For those who do not require plausibility in their plots, Michael Frayn’s Skios is just the thing. I generally prefer the plausible – except when it comes to Frayn. From his nonsensical Noises Off to the highbrow Copenhagen, with Headlong in between, I confess that I am a fervend fan of anything he produces – believable or not.
And Skios is not. The novel centers around an academic conference in Greece, and is something of a romp, with lost luggage, transport mix-ups, and false identity. I suppose the premise is not unimaginable: you get off a plane and see a line of business people holding up contact signs – and you decide to be one of the contacts. In this case, an attractive idiot named Oliver Fox passes himself off as Dr. Wilfred, the scientist engaged to give the keynote lecture.

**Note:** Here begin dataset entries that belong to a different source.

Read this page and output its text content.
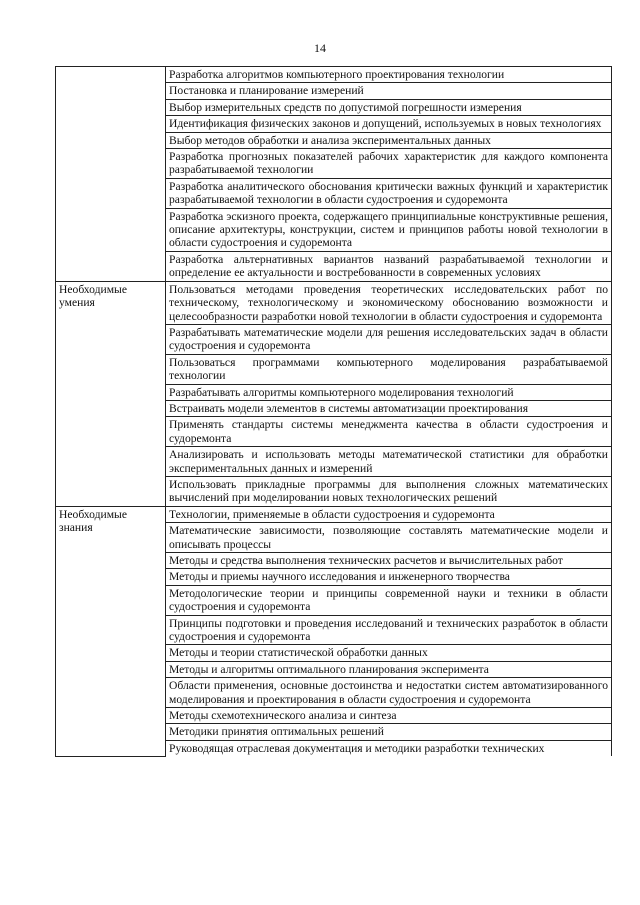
14
	Разработка алгоритмов компьютерного проектирования технологии
	Постановка и планирование измерений
	Выбор измерительных средств по допустимой погрешности измерения
	Идентификация физических законов и допущений, используемых в новых технологиях
	Выбор методов обработки и анализа экспериментальных данных
	Разработка прогнозных показателей рабочих характеристик для каждого компонента разрабатываемой технологии
	Разработка аналитического обоснования критически важных функций и характеристик разрабатываемой технологии в области судостроения и судоремонта
	Разработка эскизного проекта, содержащего принципиальные конструктивные решения, описание архитектуры, конструкции, систем и принципов работы новой технологии в области судостроения и судоремонта
	Разработка альтернативных вариантов названий разрабатываемой технологии и определение ее актуальности и востребованности в современных условиях
Необходимые умения	Пользоваться методами проведения теоретических исследовательских работ по техническому, технологическому и экономическому обоснованию возможности и целесообразности разработки новой технологии в области судостроения и судоремонта
	Разрабатывать математические модели для решения исследовательских задач в области судостроения и судоремонта
	Пользоваться программами компьютерного моделирования разрабатываемой технологии
	Разрабатывать алгоритмы компьютерного моделирования технологий
	Встраивать модели элементов в системы автоматизации проектирования
	Применять стандарты системы менеджмента качества в области судостроения и судоремонта
	Анализировать и использовать методы математической статистики для обработки экспериментальных данных и измерений
	Использовать прикладные программы для выполнения сложных математических вычислений при моделировании новых технологических решений
Необходимые знания	Технологии, применяемые в области судостроения и судоремонта
	Математические зависимости, позволяющие составлять математические модели и описывать процессы
	Методы и средства выполнения технических расчетов и вычислительных работ
	Методы и приемы научного исследования и инженерного творчества
	Методологические теории и принципы современной науки и техники в области судостроения и судоремонта
	Принципы подготовки и проведения исследований и технических разработок в области судостроения и судоремонта
	Методы и теории статистической обработки данных
	Методы и алгоритмы оптимального планирования эксперимента
	Области применения, основные достоинства и недостатки систем автоматизированного моделирования и проектирования в области судостроения и судоремонта
	Методы схемотехнического анализа и синтеза
	Методики принятия оптимальных решений
	Руководящая отраслевая документация и методики разработки технических
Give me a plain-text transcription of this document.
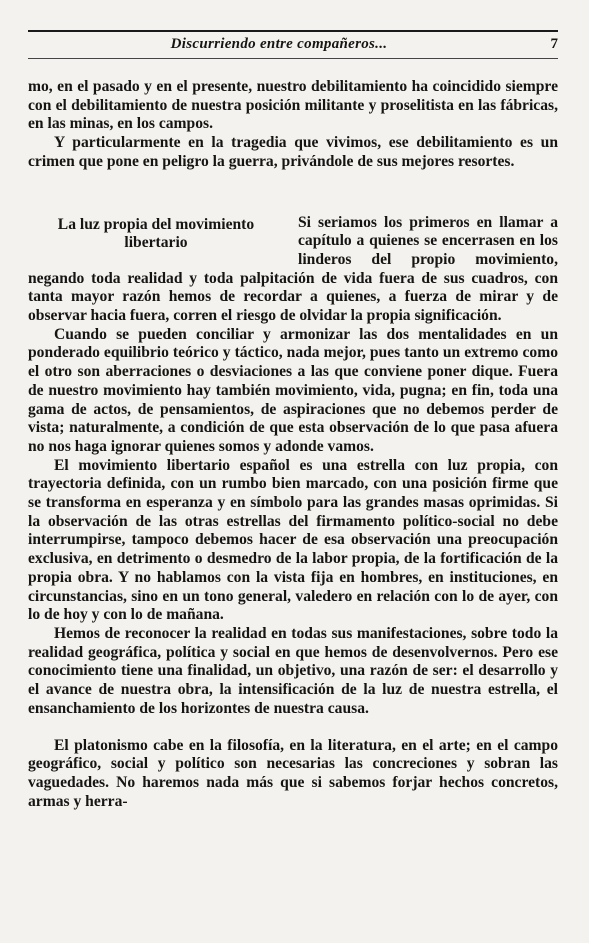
Discurriendo entre compañeros...	7

mo, en el pasado y en el presente, nuestro debilitamiento ha coincidido siempre con el debilitamiento de nuestra posición militante y proselitista en las fábricas, en las minas, en los campos.

Y particularmente en la tragedia que vivimos, ese debilitamiento es un crimen que pone en peligro la guerra, privándole de sus mejores resortes.

La luz propia del movimiento libertario

Si seriamos los primeros en llamar a capítulo a quienes se encerrasen en los linderos del propio movimiento, negando toda realidad y toda palpitación de vida fuera de sus cuadros, con tanta mayor razón hemos de recordar a quienes, a fuerza de mirar y de observar hacia fuera, corren el riesgo de olvidar la propia significación.

Cuando se pueden conciliar y armonizar las dos mentalidades en un ponderado equilibrio teórico y táctico, nada mejor, pues tanto un extremo como el otro son aberraciones o desviaciones a las que conviene poner dique. Fuera de nuestro movimiento hay también movimiento, vida, pugna; en fin, toda una gama de actos, de pensamientos, de aspiraciones que no debemos perder de vista; naturalmente, a condición de que esta observación de lo que pasa afuera no nos haga ignorar quienes somos y adonde vamos.

El movimiento libertario español es una estrella con luz propia, con trayectoria definida, con un rumbo bien marcado, con una posición firme que se transforma en esperanza y en símbolo para las grandes masas oprimidas. Si la observación de las otras estrellas del firmamento político-social no debe interrumpirse, tampoco debemos hacer de esa observación una preocupación exclusiva, en detrimento o desmedro de la labor propia, de la fortificación de la propia obra. Y no hablamos con la vista fija en hombres, en instituciones, en circunstancias, sino en un tono general, valedero en relación con lo de ayer, con lo de hoy y con lo de mañana.

Hemos de reconocer la realidad en todas sus manifestaciones, sobre todo la realidad geográfica, política y social en que hemos de desenvolvernos. Pero ese conocimiento tiene una finalidad, un objetivo, una razón de ser: el desarrollo y el avance de nuestra obra, la intensificación de la luz de nuestra estrella, el ensanchamiento de los horizontes de nuestra causa.

El platonismo cabe en la filosofía, en la literatura, en el arte; en el campo geográfico, social y político son necesarias las concreciones y sobran las vaguedades. No haremos nada más que si sabemos forjar hechos concretos, armas y herra-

Meanwhile, the real and rather befuddled Dr. Wilfred finds himself whisked to the villa in which Fox was to conduct an amorous affair.
Suspend disbelief: it’s worth it. The writing charms, the setting entices, and the characters breathe. The prose is shot through with adroit descriptions (a balding head “sweating like an old cheese”), and the pleasure can be taken with a dose of pith, for those who want to puzzle about identity, causality, and the old Euripidean deus ex machina device.
Now, in terms of plausibility: well, was Shakespeare plausible? Were his plots with their madcap mistaken identities and cross-dressing characters believable? Hardly.
So, for readers who favor a farce — complete with conventions from ancient Greek drama — I’d heartily recommend Skios. It sparkles like the Aegean.